Spinal caspase-6 contributes to remifentanil-induced hyperalgesia via regulating CCL21/CXCR3 pathway in rats.

Neuroinflammation in the spinal cord is a pathological event in remifentanil-induced hyperalgesia (RIH), but its underlying molecular mechanisms remain unclear. Recent studies recapitulate the significance of the intracellular protease caspase-6 in the release of inflammatory mediators and synaptic plasticity in pathologic pain. Also, chemokine CCL21 is involved in microglia activation and nociceptive transduction. This study examined whether spinal caspase-6 is associated with RIH via CCL21 and its receptor CXCR3. The acute exposure to remifentanil (1 μg kg-1 min-1for 60 min) was used to establish RIH, verified by assessment of mechanical paw withdrawal threshold and thermal paw withdrawal latency. The caspase-6 inhibitor, a neutralizing antibody against CCL21 (anti-CCL21), a selective CXCR3 antagonist NBI-74330, recombinant caspase-6 and CCL21 were used for the investigation of pathogenesis as well as the prevention of hyperalgesia.

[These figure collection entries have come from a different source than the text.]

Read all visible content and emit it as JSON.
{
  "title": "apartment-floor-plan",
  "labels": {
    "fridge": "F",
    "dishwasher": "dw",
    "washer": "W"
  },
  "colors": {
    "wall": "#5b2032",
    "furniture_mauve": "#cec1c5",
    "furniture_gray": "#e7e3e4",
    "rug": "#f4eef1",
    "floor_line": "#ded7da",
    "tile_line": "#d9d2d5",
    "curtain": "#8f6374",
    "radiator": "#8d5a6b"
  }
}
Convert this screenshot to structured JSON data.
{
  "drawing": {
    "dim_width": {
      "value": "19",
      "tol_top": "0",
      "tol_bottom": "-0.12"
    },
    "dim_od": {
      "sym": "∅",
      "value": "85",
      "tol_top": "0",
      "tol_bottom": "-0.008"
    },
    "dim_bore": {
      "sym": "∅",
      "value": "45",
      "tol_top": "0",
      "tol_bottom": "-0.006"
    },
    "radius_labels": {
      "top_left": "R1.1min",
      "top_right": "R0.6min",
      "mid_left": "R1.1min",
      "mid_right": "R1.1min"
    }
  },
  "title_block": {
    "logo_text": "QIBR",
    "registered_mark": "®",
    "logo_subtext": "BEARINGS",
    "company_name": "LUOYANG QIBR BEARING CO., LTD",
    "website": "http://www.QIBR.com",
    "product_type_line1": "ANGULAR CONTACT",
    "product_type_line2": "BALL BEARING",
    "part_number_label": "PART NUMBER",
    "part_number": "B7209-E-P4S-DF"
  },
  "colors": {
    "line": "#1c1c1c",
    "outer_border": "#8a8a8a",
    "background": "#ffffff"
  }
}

The expression of caspase-6, CCL21 and CXCR3 was also evaluated by RT-qPCR and Western blot. This study discovered mechanical allodynia and thermal hyperalgesia along with the increase in the expression of spinal caspase-6 and CCL21/CXCR3 after remifentanil exposure. Central caspase-6 inhibition prevented behavioral RIH and spinal up-regulation of CCL21/CXCR3 level. Intrathecal anti-CCL21 injection reduced RIH and spinal expression of CXCR3. The delivery of recombinant caspase-6 facilitated acute nociceptive hypersensitivity and increased spinal CXCR3 release in naïve rats, reversing by co-application of anti-CCL21. Also, NBI-74330 attenuated RIH and exogenous CCL21-caused acute pain behaviors. This study highlighted that spinal caspase-6-mediated up-regulation of CCL21/CXCR3 is vital in the pathogenesis of RIH in rats.